If God is for us, who can be against us? He who did not spare his own Son, but gave him up for us all—how will he not also, along with him, graciously give us all things? Who will bring any charge against those whom God has chosen? It is God who justifies. Who then is the one who condemns? No one. Christ Jesus who died—more than that, who was raised to life—is at the right hand of God and is also interceding for us. Who shall separate us from the love of Christ? Shall trouble or hardship or persecution or famine or nakedness or danger or sword? … No, in all these things we are more than conquerors through him who loved us.  Romans 8: 31-37 

From Emma Liddle 

I had an epiphany a couple weeks ago. And it wasn’t necessarily a nice epiphany. It was one of those epiphanies where I realized I wasn’t doing so good, and I needed to make some changes in my life and my attitude.

Someone had made a comment about the way I had reacted to some information (namely, info and words from God, which makes this even more of a problem). My reaction said something like unbridled hatred and anger. When I talked to my husband about it later, he said my reaction had come from disappointment and feelings of hopelessness, but that ultimately it had roots in a kind of hatred. He was quick to say that it seemed I had worked through all this, but that “hate look” had probably been the impression I gave off.

I didn’t like this, but I kind of knew it was true.

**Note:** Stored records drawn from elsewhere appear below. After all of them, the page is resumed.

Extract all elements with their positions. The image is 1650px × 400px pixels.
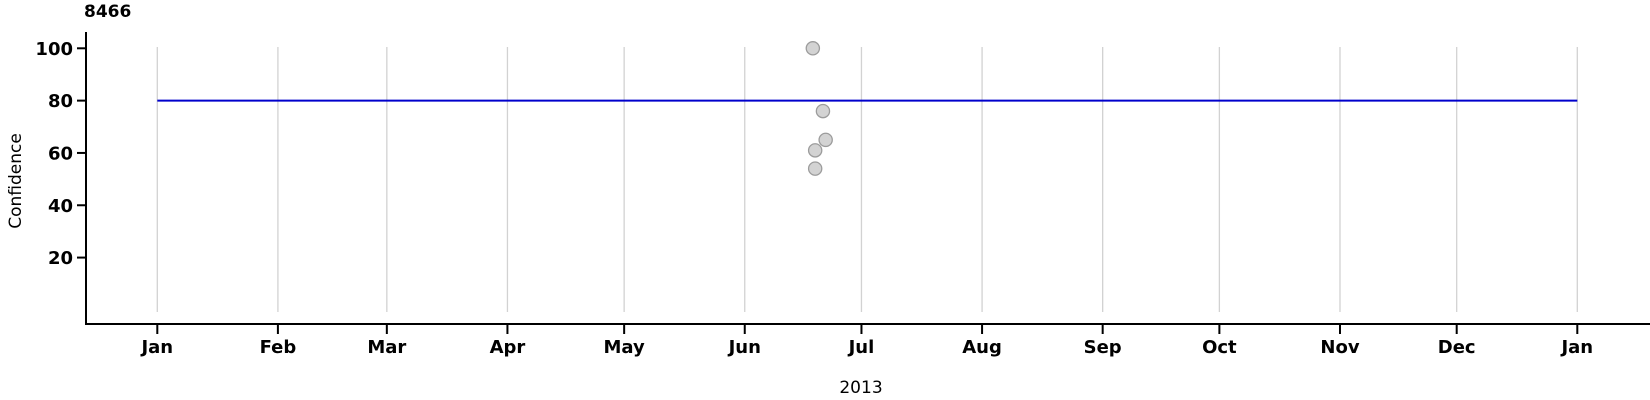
x-tick-label: Dec (1438, 337, 1476, 358)
scatter-point (818, 132, 833, 148)
x-tick-label: Jul (847, 337, 875, 358)
x-tick-label: Oct (1202, 337, 1237, 358)
y-tick-label: 20 (48, 248, 73, 269)
scatter-point (815, 103, 831, 119)
x-axis-title: 2013 (839, 378, 883, 398)
scatter-point (807, 161, 823, 176)
x-tick-label: May (604, 337, 646, 358)
x-tick-label: Sep (1084, 337, 1122, 358)
y-tick-label: 80 (48, 91, 73, 112)
scatter-point (805, 41, 821, 56)
x-tick-label: Nov (1320, 337, 1359, 358)
y-tick-label: 100 (35, 39, 73, 60)
x-tick-label: Jun (727, 337, 761, 358)
x-tick-label: Apr (490, 337, 526, 358)
x-tick-label: Jan (139, 337, 173, 358)
y-tick-label: 40 (48, 196, 73, 217)
scatter-point (807, 143, 823, 158)
x-tick-label: Feb (260, 337, 297, 358)
chart-title: 8466 (84, 2, 132, 22)
x-tick-label: Jan (1559, 337, 1593, 358)
y-tick-label: 60 (48, 143, 73, 164)
x-tick-label: Mar (367, 337, 406, 358)
x-tick-label: Aug (962, 337, 1002, 358)
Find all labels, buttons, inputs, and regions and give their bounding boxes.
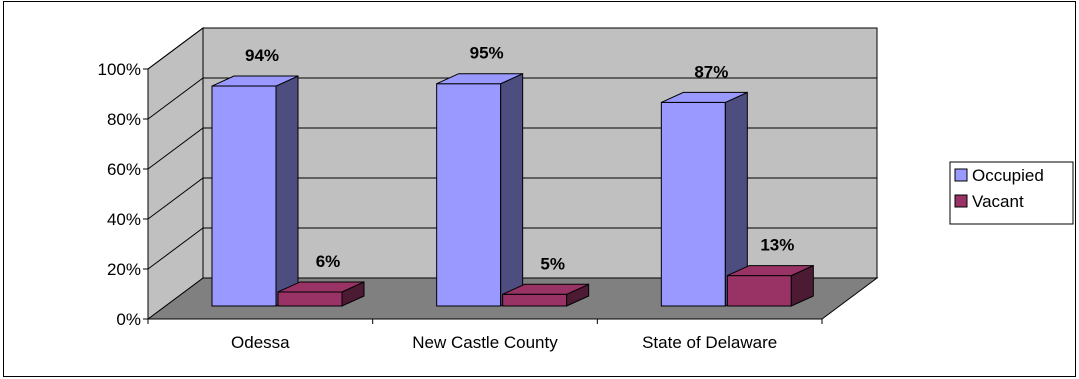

I don’t want to be an angry and hateful person (I don’t really think anyone particularly wants to be this way). So I mulled over why this happened, where it came from, what went wrong along the way. After all: it’s not like feeling disappointed is in itself a bad thing, and neither is feeling anger. But hopelessness and bitterness and hatred are bad. What caused that shift, exactly?

That was easier to figure out: it was a defense. I was putting up armor, attempting to protect  myself by reacting and taking an offense stance at the same time. I have probably done this all my life. When I am angry, hurt, or feel like I’m in danger, I make like a porcupine: I attempt to protect myself and take down whatever it was that might have caused this problem in the first place. Somehow, this feels safe and somewhat proactive. I’m not going to take it lying down; I’m going to lash out, get my revenge, inflict some damage. I don’t do this consciously; it’s a reaction, it’s a reflex. But that doesn’t make it okay.

What I realized, though, was that this method of protection is a good way to distance people, become a bitter and angry person all around, and still manage to not actually solve any problems.

It basically communicates: “It’s me against the world.”

And isn’t that the real problem? We can often feel like it’s us against the world, especially when things don’t go our way, and it seems like the solution is to flex claws and scratch the world’s eyes out. We think it’s up to us; we have to fight for our lives.

In Joshua 8, God says to Joshua not to be afraid, and that He will deliver the city into Joshua’s hands. And in Romans 8, Paul reassures us that God is on our side; that through Him, and through HIs love, we are more than conquerors. It’s not us against the world, as it turns out. Certainly, life will continue to happen, things will continue to break and not go as expected or hoped, because this world is broken and damaged. But we aren’t at this alone: God is in this fight with us.

It’s us and God vs. the world.

And the odds in this fight are certain: while there will be punches and low-blows, we don’t have to cower and raise our quills. The fight belongs to God, and we don’t need to resort to desperate attempts to hurt others as much as we’re hurting on our way out. We instead can find healing, comfort, and victory in the knowledge that the end is certain, and it is good.

(I know: this is about last week’s topic/message. I meant to get it up last week, but life happened, and it didn’t get posted. But it still works for this whole Courage Message Series anyhow!)